Ingredients
The following ingredients have 6 Servings
- 2 cups (about 12 ounces) diced or shredded cooked chicken ((such as the meat from a rotisserie chicken))
- 1 ¾ cups enchilada sauce, divided
- 1 cup shredded Mexican-blend cheese, divided
- 8 (6 inch) corn tortillas
- Optional garnish: sour cream, sliced green onion or red onion, diced tomatoes, fresh cilantro, lime wedges, sliced olives, diced avocado or guacamole
Instruction
- Preheat oven to 350°F (180°C). Grease a 2-quart baking dish.
- Spread ¼ cup of the enchilada sauce in a thin layer in the bottom of the dish.
- In a large bowl, stir together the chicken, ¾ cup of the enchilada sauce, and about half of the cheese (½ cup).
- Place 4 of the tortillas in the bottom of the prepared dish, tearing or overlapping them as necessary to cover the bottom.

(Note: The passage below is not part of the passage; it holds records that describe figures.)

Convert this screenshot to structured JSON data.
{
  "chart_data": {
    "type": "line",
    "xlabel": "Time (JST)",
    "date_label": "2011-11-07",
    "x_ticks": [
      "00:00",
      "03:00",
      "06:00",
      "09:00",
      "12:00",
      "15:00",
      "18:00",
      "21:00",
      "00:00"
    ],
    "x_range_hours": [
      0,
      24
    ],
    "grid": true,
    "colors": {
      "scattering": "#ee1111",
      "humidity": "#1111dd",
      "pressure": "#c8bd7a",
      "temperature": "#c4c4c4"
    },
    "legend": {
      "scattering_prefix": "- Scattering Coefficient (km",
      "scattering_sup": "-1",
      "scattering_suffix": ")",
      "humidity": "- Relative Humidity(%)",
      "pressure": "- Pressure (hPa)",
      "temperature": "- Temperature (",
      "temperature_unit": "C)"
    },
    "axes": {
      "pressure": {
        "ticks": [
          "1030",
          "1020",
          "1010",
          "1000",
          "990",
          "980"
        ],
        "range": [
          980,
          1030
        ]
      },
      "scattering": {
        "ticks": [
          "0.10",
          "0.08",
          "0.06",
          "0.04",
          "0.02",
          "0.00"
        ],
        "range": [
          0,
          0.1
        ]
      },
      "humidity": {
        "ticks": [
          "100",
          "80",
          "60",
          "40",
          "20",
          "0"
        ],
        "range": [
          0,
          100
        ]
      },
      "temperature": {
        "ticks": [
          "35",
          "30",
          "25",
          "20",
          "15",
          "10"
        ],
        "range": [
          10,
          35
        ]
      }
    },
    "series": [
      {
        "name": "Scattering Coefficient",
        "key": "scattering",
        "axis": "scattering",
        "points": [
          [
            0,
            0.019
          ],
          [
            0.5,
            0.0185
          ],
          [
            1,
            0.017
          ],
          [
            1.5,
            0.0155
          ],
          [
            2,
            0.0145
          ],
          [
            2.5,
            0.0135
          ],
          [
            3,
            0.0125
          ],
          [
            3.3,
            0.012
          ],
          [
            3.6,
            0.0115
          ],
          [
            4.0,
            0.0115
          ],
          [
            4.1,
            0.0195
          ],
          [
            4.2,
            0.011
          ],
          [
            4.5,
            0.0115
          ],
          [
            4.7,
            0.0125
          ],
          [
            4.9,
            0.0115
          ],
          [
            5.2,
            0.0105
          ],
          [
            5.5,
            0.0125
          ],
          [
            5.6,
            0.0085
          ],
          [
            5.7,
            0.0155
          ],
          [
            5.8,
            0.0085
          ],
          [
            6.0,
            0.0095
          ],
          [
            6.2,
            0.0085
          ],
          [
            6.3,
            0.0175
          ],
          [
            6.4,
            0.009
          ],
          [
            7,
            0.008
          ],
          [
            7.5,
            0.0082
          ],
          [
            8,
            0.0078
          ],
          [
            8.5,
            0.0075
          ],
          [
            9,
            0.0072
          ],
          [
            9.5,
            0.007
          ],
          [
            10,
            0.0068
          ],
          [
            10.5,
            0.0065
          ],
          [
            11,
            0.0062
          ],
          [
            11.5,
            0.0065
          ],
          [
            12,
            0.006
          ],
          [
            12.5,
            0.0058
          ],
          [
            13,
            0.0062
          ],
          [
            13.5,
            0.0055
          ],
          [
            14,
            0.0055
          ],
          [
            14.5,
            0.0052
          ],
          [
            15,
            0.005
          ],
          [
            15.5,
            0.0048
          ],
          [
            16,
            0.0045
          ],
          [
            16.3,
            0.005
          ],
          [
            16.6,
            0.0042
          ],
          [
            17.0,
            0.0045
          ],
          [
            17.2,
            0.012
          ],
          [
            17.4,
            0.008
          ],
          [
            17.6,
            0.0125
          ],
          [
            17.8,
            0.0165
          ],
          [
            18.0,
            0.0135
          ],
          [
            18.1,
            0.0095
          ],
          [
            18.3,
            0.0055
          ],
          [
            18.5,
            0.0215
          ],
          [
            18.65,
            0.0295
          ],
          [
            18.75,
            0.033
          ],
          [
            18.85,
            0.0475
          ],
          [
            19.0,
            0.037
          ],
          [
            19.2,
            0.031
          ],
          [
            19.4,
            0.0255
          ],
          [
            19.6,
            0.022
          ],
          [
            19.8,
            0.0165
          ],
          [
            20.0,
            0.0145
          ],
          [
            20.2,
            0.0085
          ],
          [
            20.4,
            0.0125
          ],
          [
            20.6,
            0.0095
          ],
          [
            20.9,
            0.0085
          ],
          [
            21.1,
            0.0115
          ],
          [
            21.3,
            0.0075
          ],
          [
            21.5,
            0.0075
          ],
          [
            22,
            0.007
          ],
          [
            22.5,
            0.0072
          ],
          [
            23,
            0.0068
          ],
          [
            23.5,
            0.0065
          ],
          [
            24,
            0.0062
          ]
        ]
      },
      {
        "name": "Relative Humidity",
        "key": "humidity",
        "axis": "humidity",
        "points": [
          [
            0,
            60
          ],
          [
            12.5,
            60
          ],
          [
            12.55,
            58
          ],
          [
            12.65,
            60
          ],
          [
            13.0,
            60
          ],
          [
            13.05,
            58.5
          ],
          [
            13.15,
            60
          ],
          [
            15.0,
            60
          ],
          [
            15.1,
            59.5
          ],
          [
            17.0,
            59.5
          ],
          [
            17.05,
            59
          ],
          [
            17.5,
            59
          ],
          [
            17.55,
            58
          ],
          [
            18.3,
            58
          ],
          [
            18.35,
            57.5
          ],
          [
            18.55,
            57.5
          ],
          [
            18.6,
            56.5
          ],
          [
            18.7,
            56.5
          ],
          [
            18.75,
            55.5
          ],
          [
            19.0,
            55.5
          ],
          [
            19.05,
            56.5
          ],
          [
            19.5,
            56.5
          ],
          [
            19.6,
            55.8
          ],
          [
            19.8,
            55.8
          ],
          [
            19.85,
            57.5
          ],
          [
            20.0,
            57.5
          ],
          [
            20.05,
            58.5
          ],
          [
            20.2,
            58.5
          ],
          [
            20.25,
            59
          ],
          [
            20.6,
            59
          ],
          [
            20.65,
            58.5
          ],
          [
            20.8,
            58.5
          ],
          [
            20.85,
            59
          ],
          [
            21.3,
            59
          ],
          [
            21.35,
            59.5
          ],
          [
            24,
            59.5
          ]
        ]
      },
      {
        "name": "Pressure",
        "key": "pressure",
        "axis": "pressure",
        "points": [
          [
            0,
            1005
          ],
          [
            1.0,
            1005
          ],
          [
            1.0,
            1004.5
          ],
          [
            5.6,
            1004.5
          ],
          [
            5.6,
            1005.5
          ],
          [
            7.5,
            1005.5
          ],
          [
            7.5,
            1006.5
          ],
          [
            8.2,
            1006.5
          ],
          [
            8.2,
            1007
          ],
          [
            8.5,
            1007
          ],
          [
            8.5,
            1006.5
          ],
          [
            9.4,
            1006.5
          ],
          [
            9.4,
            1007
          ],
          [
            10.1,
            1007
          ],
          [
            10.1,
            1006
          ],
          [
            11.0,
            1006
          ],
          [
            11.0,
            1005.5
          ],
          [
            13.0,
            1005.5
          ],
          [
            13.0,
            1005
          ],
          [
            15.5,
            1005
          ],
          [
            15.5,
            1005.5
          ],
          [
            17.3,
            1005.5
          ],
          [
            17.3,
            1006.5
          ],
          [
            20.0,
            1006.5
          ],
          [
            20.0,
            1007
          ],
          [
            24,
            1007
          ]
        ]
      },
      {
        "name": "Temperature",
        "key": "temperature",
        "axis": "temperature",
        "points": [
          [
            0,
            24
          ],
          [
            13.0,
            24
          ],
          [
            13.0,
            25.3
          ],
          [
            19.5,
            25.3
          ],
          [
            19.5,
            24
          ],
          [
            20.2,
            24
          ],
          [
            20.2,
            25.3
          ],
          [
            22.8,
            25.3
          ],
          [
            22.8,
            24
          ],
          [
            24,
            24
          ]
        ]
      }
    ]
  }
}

- Top with half of the chicken mixture and drizzle with ¼ cup of enchilada sauce. Repeat layers one more time.
- Cover with foil and bake for 30 minutes. Uncover, sprinkle with remaining ½ cup of cheese, and bake for an additional 5-10 minutes (until cheese melted and casserole is hot and bubbly).
- Garnish with optional toppings and serve.